NEW YORK — The overall U.S. economy may be struggling, but you would not know it from a visit to the Farm Belt.
A boom is under way across much of the rural Midwest, with agricultural land prices growing at a double-digit clip and farm auctions in certain counties fetching record sales.
One question to ponder: Is this boom rooted in genuine economic gains, or is it another Federal Reserve-induced asset bubble?
We lean toward the bubble view.
Rising farmland values
The Federal Reserve Bank of Chicago reported in November that farmland values across the Upper Midwest have jumped 10 percent since 2009. The year-over-year increases were more dramatic in some states — 13 percent in Iowa, 11 percent in Indiana.
Irrigated cropland is up 11.8 percent in Nebraska and 12.2 percent in Kansas, according to the Kansas City Fed’s most recent quarterly survey, which also relays this comment from one district banker: “Land fever is running rampant.”

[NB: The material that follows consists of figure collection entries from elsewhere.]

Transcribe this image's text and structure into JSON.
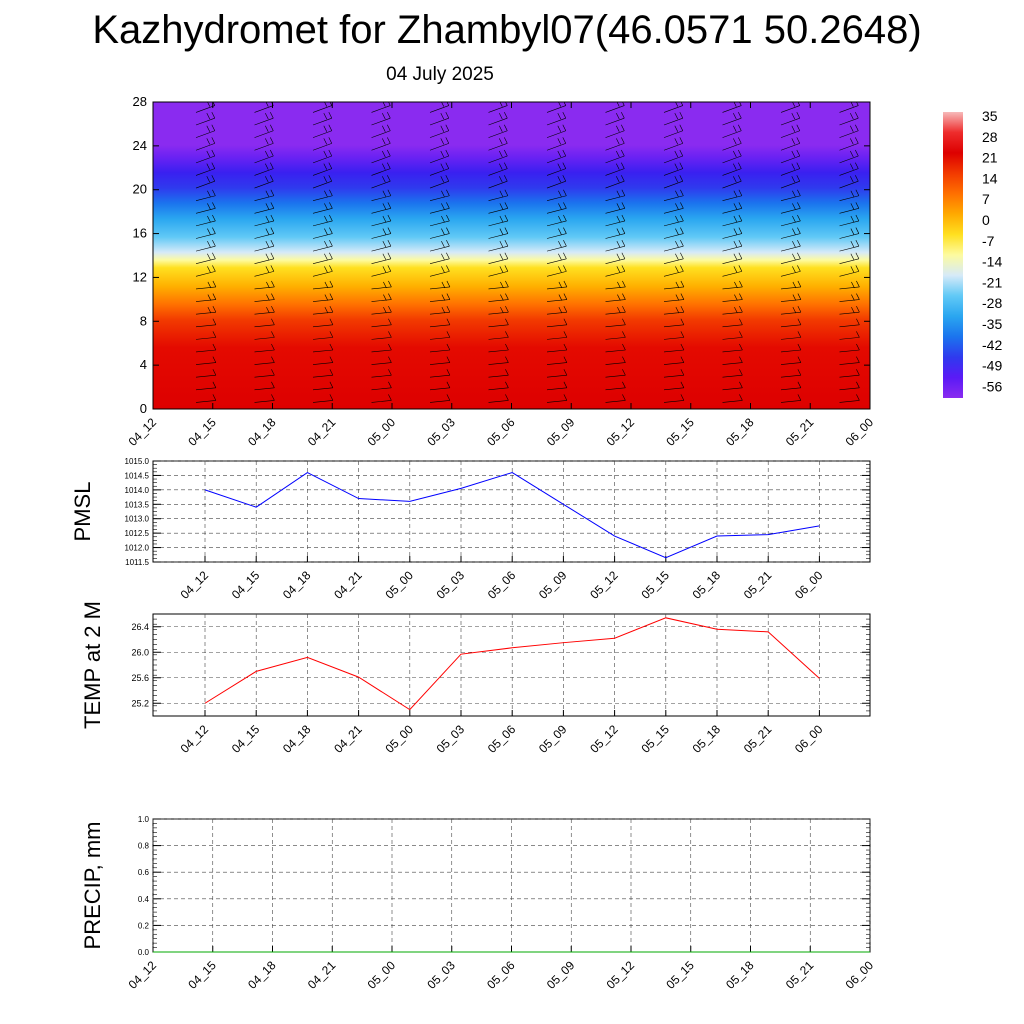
{
  "title": "Kazhydromet for Zhambyl07(46.0571 50.2648)",
  "subtitle": "04 July 2025",
  "chart_data": [
    {
      "type": "heatmap",
      "panel": "top",
      "y_ticks": [
        "0",
        "4",
        "8",
        "12",
        "16",
        "20",
        "24",
        "28"
      ],
      "ylim": [
        0,
        28
      ],
      "x_ticks": [
        "04_12",
        "04_15",
        "04_18",
        "04_21",
        "05_00",
        "05_03",
        "05_06",
        "05_09",
        "05_12",
        "05_15",
        "05_18",
        "05_21",
        "06_00"
      ],
      "colorbar_labels": [
        "35",
        "28",
        "21",
        "14",
        "7",
        "0",
        "-7",
        "-14",
        "-21",
        "-28",
        "-35",
        "-42",
        "-49",
        "-56"
      ],
      "colorbar_colors": [
        "#f7b9b9",
        "#ee2c2c",
        "#dd0000",
        "#f23a00",
        "#ff7000",
        "#ffaa00",
        "#ffe020",
        "#fdfba0",
        "#d6eaf8",
        "#61c9f6",
        "#2aa6f0",
        "#1b74ee",
        "#2f3aee",
        "#5a1af6",
        "#8a2bf0"
      ],
      "bands": [
        {
          "from": 0,
          "to": 10.5,
          "value": 28
        },
        {
          "from": 10.5,
          "to": 13.5,
          "value": 7
        },
        {
          "from": 13.5,
          "to": 15,
          "value": -14
        },
        {
          "from": 15,
          "to": 19,
          "value": -35
        },
        {
          "from": 19,
          "to": 22.5,
          "value": -56
        },
        {
          "from": 22.5,
          "to": 28,
          "value": -60
        }
      ]
    },
    {
      "type": "line",
      "panel": "pmsl",
      "ylabel": "PMSL",
      "y_ticks": [
        "1011.5",
        "1012.0",
        "1012.5",
        "1013.0",
        "1013.5",
        "1014.0",
        "1014.5",
        "1015.0"
      ],
      "ylim": [
        1011.5,
        1015.0
      ],
      "categories": [
        "04_12",
        "04_15",
        "04_18",
        "04_21",
        "05_00",
        "05_03",
        "05_06",
        "05_09",
        "05_12",
        "05_15",
        "05_18",
        "05_21",
        "06_00"
      ],
      "series": [
        {
          "values": [
            1014.0,
            1013.4,
            1014.6,
            1013.7,
            1013.6,
            1014.05,
            1014.6,
            1013.5,
            1012.4,
            1011.65,
            1012.4,
            1012.45,
            1012.75
          ],
          "color": "#0000ff"
        }
      ]
    },
    {
      "type": "line",
      "panel": "temp",
      "ylabel": "TEMP at 2 M",
      "y_ticks": [
        "25.2",
        "25.6",
        "26.0",
        "26.4"
      ],
      "ylim": [
        25.0,
        26.6
      ],
      "categories": [
        "04_12",
        "04_15",
        "04_18",
        "04_21",
        "05_00",
        "05_03",
        "05_06",
        "05_09",
        "05_12",
        "05_15",
        "05_18",
        "05_21",
        "06_00"
      ],
      "series": [
        {
          "values": [
            25.2,
            25.7,
            25.92,
            25.61,
            25.1,
            25.97,
            26.07,
            26.15,
            26.22,
            26.54,
            26.36,
            26.32,
            25.59
          ],
          "color": "#ff0000"
        }
      ]
    },
    {
      "type": "line",
      "panel": "precip",
      "ylabel": "PRECIP, mm",
      "y_ticks": [
        "0.0",
        "0.2",
        "0.4",
        "0.6",
        "0.8",
        "1.0"
      ],
      "ylim": [
        0.0,
        1.0
      ],
      "categories": [
        "04_12",
        "04_15",
        "04_18",
        "04_21",
        "05_00",
        "05_03",
        "05_06",
        "05_09",
        "05_12",
        "05_15",
        "05_18",
        "05_21",
        "06_00"
      ],
      "series": [
        {
          "values": [
            0,
            0,
            0,
            0,
            0,
            0,
            0,
            0,
            0,
            0,
            0,
            0,
            0
          ],
          "color": "#00aa00"
        }
      ]
    }
  ]
}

The signs of a land-grab mania are everywhere. The Des Moines (Iowa) Register reported recently that two tracts in O’Brien County in the northwestern part of Iowa sold for $9,700 an acre, while one land broker estimates that farmland has appreciated on average by about $1,000 an acre since the end of the summer.
Reports of bidding wars and $2,000-an-acre premiums for top farms are common.
More than anything, this real estate boom is a result of the extraordinary rally in crop prices.
Even after record prices in 2007 and 2008, the price of corn has climbed 48 percent since June alone, while soybeans, wheat and other key grains all are trading well above their prices only a year ago.
Assets in ag country
In the near term, this commodity boom is wonderful news for the rural Midwest.
Rising grain and land prices flow through the larger agricultural economy, with farm equipment manufacturers, seed and fertilizer companies and rural financial services all along for the ride.
The problem comes if the boom is an artificial, money-fed bubble.
The mid-2000s witnessed a similar euphoria over U.S. housing, with the Fed also declaiming that the boom was rooted in a natural growth in demand from immigration and younger families. We know how that turned out.
We hope Fed Chairman Ben Bernanke is right when he says asset bubbles and price spikes in commodities are nothing to worry about.
Of course, he said the same thing about housing and oil in the last decade.
We are not predicting an imminent bust, but we do hope someone at the Fed is watching prices grow in farm country.